The individual market continues to undergo a transformation that started in 2014 when the federal Affordable Care Act stopped health insurance companies from denying coverage to people with preexisting conditions. The law also launched the government-run exchange marketplaces, where the upper-income threshold for tax credit eligibility will be $47,520 for an individual next year and $97,200 for a family of four.

"We have identified at least 100,000 Minnesotans who are potentially eligible for tax credits that are not taking advantage of them," Allison O'Toole, MNsure chief executive, said in a statement.

"We don't want consumers to leave money on the table," she said. "MNsure plans to reach out to Minnesotans in every way possible."

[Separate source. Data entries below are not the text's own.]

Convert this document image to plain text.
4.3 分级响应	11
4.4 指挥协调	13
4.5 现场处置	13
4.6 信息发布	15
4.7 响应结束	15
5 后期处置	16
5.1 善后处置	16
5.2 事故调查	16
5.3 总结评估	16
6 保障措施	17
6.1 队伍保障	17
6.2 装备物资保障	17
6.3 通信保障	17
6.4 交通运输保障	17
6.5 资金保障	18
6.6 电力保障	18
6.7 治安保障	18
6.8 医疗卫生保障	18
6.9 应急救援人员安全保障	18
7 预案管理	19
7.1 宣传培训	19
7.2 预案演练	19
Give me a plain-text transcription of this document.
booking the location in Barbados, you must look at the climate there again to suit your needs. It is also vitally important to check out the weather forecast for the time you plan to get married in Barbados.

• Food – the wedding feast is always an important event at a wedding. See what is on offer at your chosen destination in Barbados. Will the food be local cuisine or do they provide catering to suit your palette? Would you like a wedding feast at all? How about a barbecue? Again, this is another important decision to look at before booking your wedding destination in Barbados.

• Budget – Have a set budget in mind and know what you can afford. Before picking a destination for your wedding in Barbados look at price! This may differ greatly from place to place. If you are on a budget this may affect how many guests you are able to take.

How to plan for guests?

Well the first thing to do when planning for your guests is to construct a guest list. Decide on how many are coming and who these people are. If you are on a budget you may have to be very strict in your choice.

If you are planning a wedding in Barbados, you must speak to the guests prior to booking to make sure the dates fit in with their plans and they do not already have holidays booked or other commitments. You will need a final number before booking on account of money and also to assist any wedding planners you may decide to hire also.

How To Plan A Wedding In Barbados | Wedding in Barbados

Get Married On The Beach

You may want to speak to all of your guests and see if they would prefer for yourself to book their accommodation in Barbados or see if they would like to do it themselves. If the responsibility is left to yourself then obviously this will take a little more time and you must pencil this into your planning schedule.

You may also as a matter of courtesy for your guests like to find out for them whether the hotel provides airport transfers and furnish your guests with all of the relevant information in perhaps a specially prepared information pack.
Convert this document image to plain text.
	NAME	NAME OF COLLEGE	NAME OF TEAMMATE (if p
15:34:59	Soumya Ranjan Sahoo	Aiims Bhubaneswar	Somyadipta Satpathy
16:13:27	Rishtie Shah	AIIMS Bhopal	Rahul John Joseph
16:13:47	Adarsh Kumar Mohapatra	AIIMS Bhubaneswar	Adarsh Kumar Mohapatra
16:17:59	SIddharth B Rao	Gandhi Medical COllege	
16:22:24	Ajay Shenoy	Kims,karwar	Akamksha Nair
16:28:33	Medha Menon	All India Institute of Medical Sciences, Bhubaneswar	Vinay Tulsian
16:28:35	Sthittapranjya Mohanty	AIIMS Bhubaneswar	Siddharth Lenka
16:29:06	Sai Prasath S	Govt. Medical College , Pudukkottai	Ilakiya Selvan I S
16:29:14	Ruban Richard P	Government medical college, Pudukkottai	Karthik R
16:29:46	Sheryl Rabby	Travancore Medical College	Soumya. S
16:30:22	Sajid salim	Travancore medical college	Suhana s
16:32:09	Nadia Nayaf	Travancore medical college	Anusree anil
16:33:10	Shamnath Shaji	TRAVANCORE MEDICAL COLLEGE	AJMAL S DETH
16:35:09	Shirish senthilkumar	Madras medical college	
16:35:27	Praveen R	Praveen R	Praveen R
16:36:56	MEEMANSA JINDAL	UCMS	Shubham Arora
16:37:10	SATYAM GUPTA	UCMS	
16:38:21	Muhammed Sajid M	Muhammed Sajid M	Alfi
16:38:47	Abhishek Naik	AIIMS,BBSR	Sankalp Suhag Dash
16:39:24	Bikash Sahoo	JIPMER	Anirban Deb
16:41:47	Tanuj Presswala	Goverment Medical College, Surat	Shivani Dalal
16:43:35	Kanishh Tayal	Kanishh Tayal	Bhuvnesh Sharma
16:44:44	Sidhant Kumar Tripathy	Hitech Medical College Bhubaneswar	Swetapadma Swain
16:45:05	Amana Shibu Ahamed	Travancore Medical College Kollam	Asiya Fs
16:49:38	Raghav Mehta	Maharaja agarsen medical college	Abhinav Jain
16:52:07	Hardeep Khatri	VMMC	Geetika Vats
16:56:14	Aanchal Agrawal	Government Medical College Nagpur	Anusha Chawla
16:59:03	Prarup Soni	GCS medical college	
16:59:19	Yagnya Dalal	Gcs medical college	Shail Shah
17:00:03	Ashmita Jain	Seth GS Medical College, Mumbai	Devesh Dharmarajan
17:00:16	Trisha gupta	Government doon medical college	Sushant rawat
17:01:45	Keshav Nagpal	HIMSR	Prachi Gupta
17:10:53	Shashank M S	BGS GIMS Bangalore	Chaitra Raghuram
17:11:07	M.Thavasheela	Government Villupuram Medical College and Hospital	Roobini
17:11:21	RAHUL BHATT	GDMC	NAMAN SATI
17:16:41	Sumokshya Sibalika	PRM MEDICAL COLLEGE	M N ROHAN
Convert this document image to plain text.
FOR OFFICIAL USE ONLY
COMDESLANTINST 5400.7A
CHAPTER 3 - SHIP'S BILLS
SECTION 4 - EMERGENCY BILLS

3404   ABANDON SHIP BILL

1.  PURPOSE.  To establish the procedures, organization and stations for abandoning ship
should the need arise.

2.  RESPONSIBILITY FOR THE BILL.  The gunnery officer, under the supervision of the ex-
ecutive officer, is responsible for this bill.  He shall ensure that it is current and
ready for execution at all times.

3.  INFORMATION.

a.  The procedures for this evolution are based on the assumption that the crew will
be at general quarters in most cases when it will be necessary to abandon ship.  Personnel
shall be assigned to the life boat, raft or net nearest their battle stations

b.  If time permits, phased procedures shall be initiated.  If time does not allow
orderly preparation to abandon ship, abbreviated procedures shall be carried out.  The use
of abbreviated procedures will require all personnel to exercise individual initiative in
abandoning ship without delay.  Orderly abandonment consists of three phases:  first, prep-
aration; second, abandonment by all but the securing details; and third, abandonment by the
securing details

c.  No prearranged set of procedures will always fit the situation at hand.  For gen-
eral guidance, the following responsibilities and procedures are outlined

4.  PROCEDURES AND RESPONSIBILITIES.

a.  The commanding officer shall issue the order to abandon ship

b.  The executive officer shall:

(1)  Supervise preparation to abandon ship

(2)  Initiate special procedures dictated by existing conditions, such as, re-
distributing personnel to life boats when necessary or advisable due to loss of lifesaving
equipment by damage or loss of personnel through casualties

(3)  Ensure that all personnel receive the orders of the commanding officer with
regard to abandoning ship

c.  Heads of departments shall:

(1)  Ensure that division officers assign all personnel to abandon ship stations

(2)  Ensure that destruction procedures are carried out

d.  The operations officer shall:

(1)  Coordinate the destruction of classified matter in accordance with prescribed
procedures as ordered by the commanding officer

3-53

When major health law changes started in 2014, health insurers faced a new landscape for pricing their policies. In Minnesota, health plans wound up being underpriced because people buying insurance were sicker than expected, said Jim Schowalter, chief executive of the Minnesota Council of Health Plans, a trade group for insurers.

As well, one of the key federal subsidies for health insurers under the health law didn't deliver funds as expected, Schowalter noted. Minnesota's plans also initially included relatively broad networks of doctors and hospitals, making it harder for insurers to control costs, he said.

Finally, insurers have seen evidence that some people with health problems obtained individual market policies even though they could get coverage elsewhere, Schowalter said.

"Those things all add up to pressure in the individual market," he said.